California bank and thrift executives, seeking to keep credit flowing to riot-damaged businesses, are pressuring government regulators to allow easier terms for such borrowers.
That was a main topic of a private meeting on Friday in Los Angeles between bank and thrift executives, Treasury Secretary Nicholas F. Brady and various state and federal bank regulators based in California. Meeting participants said regulators did not commit yet to any program.
One of the main concerns of bankers--especially those from small institutions--is that regulators may not allow enough flexibility to give breathing room to borrowers who cannot immediately pay back their loans because of riot-related problems.
Banks and thrifts usually must deal with troubled loans by setting aside money to cover potential losses and by applying payments toward the loan principal rather than counting it as income--which in effect lowers their profit and capital. Banks would like to grant more liberal repayment terms to riot-damaged borrowers and not have to count those loans as troubled.

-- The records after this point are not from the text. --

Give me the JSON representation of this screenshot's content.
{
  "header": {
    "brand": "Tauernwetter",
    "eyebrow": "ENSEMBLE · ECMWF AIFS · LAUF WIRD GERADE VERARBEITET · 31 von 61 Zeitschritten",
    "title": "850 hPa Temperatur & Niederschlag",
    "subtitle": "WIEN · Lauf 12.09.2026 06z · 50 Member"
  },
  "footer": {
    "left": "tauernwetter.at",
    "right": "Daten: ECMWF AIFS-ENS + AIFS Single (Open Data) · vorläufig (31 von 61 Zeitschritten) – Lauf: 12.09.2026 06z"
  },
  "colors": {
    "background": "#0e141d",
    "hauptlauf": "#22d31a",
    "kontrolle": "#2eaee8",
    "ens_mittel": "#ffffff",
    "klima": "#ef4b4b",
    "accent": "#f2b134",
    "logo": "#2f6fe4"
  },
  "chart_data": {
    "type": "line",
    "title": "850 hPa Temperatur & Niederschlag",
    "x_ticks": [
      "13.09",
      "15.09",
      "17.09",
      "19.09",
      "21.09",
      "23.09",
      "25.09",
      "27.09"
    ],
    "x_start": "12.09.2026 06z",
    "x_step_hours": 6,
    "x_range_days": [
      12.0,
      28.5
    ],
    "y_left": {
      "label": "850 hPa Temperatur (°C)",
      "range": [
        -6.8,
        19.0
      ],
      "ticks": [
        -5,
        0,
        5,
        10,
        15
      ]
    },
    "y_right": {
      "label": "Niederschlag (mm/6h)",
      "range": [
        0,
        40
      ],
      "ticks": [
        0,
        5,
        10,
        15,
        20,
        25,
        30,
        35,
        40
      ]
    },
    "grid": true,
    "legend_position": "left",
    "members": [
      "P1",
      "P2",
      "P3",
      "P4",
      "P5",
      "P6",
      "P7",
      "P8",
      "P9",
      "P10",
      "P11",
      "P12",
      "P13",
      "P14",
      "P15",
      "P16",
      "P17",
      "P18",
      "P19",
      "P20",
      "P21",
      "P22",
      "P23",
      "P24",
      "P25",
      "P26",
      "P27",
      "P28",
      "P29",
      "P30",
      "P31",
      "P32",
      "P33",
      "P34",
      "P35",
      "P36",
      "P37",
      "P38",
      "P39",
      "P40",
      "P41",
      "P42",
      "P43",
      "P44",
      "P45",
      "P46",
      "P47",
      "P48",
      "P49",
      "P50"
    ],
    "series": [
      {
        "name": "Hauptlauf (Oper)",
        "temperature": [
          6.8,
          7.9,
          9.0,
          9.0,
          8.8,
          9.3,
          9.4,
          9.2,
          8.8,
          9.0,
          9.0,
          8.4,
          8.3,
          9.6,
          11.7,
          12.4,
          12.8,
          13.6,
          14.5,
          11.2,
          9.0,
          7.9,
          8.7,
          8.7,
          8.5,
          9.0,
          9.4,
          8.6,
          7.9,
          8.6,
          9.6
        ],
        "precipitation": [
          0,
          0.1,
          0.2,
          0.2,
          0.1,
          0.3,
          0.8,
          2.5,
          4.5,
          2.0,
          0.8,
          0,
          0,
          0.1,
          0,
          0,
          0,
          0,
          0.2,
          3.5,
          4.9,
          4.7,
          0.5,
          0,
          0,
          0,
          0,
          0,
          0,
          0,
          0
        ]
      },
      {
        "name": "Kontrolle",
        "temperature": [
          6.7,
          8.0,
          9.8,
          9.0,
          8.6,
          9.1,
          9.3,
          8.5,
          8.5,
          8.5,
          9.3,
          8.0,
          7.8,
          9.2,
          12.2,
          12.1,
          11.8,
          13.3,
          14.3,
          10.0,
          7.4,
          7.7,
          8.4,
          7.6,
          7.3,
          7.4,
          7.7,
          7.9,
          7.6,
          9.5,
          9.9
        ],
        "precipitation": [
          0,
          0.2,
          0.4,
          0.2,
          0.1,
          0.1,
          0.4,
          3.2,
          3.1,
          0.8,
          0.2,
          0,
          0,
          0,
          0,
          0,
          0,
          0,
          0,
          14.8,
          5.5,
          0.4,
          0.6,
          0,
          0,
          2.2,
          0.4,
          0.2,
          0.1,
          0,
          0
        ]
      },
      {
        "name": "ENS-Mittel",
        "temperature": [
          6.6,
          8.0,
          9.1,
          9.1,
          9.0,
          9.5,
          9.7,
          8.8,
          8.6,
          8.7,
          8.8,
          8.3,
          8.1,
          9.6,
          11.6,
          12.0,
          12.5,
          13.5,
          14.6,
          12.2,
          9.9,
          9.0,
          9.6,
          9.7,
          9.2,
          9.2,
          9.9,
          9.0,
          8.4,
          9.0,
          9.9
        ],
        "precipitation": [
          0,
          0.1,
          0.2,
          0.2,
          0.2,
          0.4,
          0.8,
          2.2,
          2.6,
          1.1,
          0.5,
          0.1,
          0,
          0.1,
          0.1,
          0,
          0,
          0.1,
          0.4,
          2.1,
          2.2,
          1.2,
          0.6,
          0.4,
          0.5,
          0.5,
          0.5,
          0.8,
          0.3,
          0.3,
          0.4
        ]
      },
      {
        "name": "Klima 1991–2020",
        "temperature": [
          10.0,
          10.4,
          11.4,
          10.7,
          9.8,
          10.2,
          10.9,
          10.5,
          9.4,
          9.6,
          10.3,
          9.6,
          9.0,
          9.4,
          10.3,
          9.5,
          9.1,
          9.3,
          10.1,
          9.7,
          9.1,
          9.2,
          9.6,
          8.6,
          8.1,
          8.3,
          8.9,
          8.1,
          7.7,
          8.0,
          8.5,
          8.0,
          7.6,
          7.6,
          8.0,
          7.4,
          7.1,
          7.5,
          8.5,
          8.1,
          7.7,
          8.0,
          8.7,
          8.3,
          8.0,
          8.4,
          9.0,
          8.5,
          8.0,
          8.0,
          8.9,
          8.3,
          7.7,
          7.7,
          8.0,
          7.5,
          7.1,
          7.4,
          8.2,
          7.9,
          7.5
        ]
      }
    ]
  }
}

Bankers are arguing that some smaller institutions could suffer crippling losses if forced to abide by existing policies on troubled loans. Also, they argue, failing to give banks any flexibility will choke off loans to customers needing to rebuild.
According to participants in the meeting, state Banking Supt. James E. Gilleran suggested that regulators deal with the issue case by case. But bankers disagreed, saying that would be too tedious. They suggested a blanket policy allowing healthier banks and thrifts to grant breathing room to borrowers.
Brady is expected to receive recommendations on Monday from a special task force of regulators formed earlier this week. In a memo sent to top regulators, Brady suggested that they look for guidance from "economic disturbances related to catastrophes such as Hurricane Hugo, the San Francisco earthquake and the recent Chicago flooding."